Chapter 5:

Worldbuilding: On Education

The Rosewood Rivalry (OUT OF ORDER)


Hello, writer’s note. This is a world-building interlude that explains a portion of the education system. It is unnecessary for the main story, but does help if you want to understand the system a bit better. However, it is really short, so might as well.

At Rosewood, you had a curriculum of seven subjects outlined by now-retired Cardinal Alexander Innman’s Contemplations to Achieving a Gentlemanly and Scholarly Status, an encyclical on education where he devised an education plan with which to make ‘gentlemanly, well-taught, educated and morally-upstanding countrymen’. In Alvaria, where the Cardinal is second only to the King, such an opinionated piece nevertheless held great value and two years later, it was - with some specifications modified - published by the Royal Fellowship Society as the preferred modus operandi for schools.

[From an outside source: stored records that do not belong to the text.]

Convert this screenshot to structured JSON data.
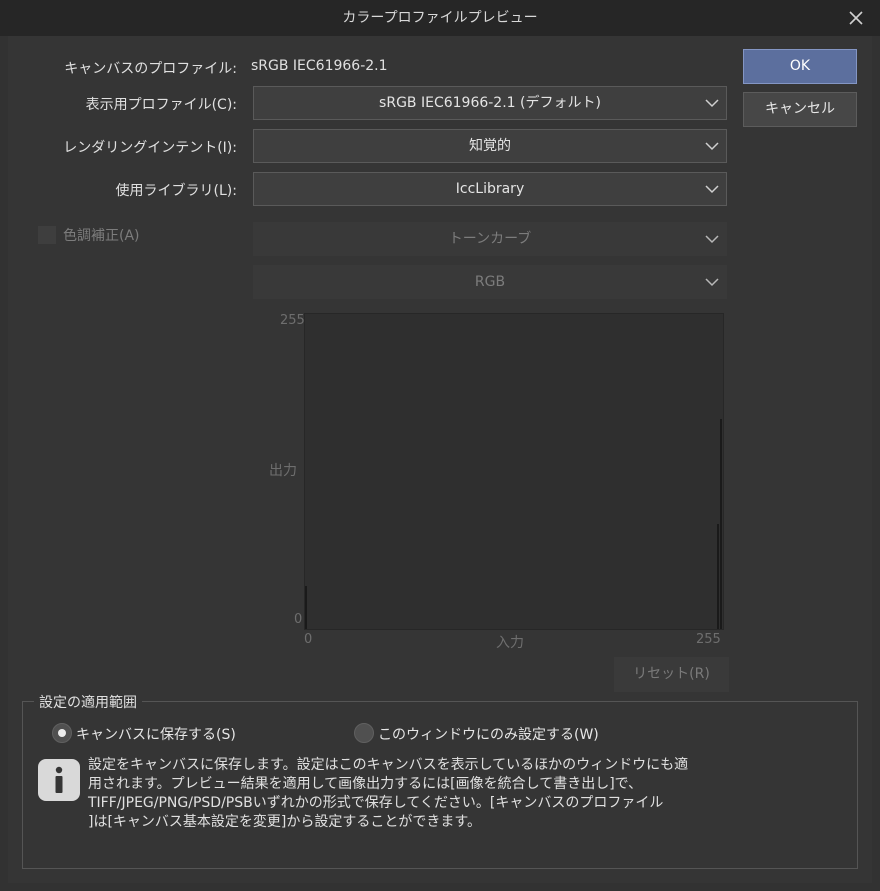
{
  "window": {
    "title": "カラープロファイルプレビュー"
  },
  "canvas_profile": {
    "label": "キャンバスのプロファイル:",
    "value": "sRGB IEC61966-2.1"
  },
  "display_profile": {
    "label": "表示用プロファイル(C):",
    "value": "sRGB IEC61966-2.1 (デフォルト)"
  },
  "rendering_intent": {
    "label": "レンダリングインテント(I):",
    "value": "知覚的"
  },
  "library": {
    "label": "使用ライブラリ(L):",
    "value": "IccLibrary"
  },
  "tone_correction": {
    "label": "色調補正(A)",
    "checked": false,
    "type_value": "トーンカーブ",
    "channel_value": "RGB"
  },
  "curve": {
    "y_label": "出力",
    "x_label": "入力",
    "y_max": "255",
    "y_min": "0",
    "x_min": "0",
    "x_max": "255"
  },
  "buttons": {
    "ok": "OK",
    "cancel": "キャンセル",
    "reset": "リセット(R)"
  },
  "scope": {
    "title": "設定の適用範囲",
    "options": [
      {
        "label": "キャンバスに保存する(S)",
        "selected": true
      },
      {
        "label": "このウィンドウにのみ設定する(W)",
        "selected": false
      }
    ],
    "info_lines": [
      "設定をキャンバスに保存します。設定はこのキャンバスを表示しているほかのウィンドウにも適",
      "用されます。プレビュー結果を適用して画像出力するには[画像を統合して書き出し]で、",
      "TIFF/JPEG/PNG/PSD/PSBいずれかの形式で保存してください。[キャンバスのプロファイル",
      "]は[キャンバス基本設定を変更]から設定することができます。"
    ]
  },
  "icons": {
    "close": "close-icon",
    "chevron": "chevron-down-icon",
    "info": "info-icon"
  }
}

As part of the new curriculum, the subjects at Rosewood include geometry, arithmetics, calligraphy, natural sciences, social sciences, the arcane and physical training. It was built on in a later encyclical named ‘Mens sana in corpore sano’, which condemned the existing education as being overbearing and expanded the amount of physical exercise and free time dedicated to cultural activities not specified by the curriculum alongside a revised curriculum on natural and social sciences.

Geometry itself was the most important of them all, as it encompassed a wide array of subjects known as Harmonic Principles, which include theology, astrology and geometry itself. These were supposedly the rules through which the world was moulded by its creators and governed by their God.

Regardless, that makes geometry the most valuable subject and success at it the most important, even if it’s calculated equally to other subjects. So far, they’re tied - Augustin took the lead in the first one, Nanami in the second. In the meantime, they’re facing off in other subjects.

Oh, and music? For some reason, that belongs under arithmetics, since it was at first studied in proportions, away from actual music. And singing itself falls under physical training.

The system is almost exclusively used only in Alvaria as the two countries closest to it - Targovia across the sea to the south and Epossia to the north - have a fickle relationship with it over the activities of various Alvarian religious orders in those countries. In consideration of that, the Royal Fellowship Society does have different standards for foreigners and foreign students are usually allowed to transfer into whatever class is compatible with their age.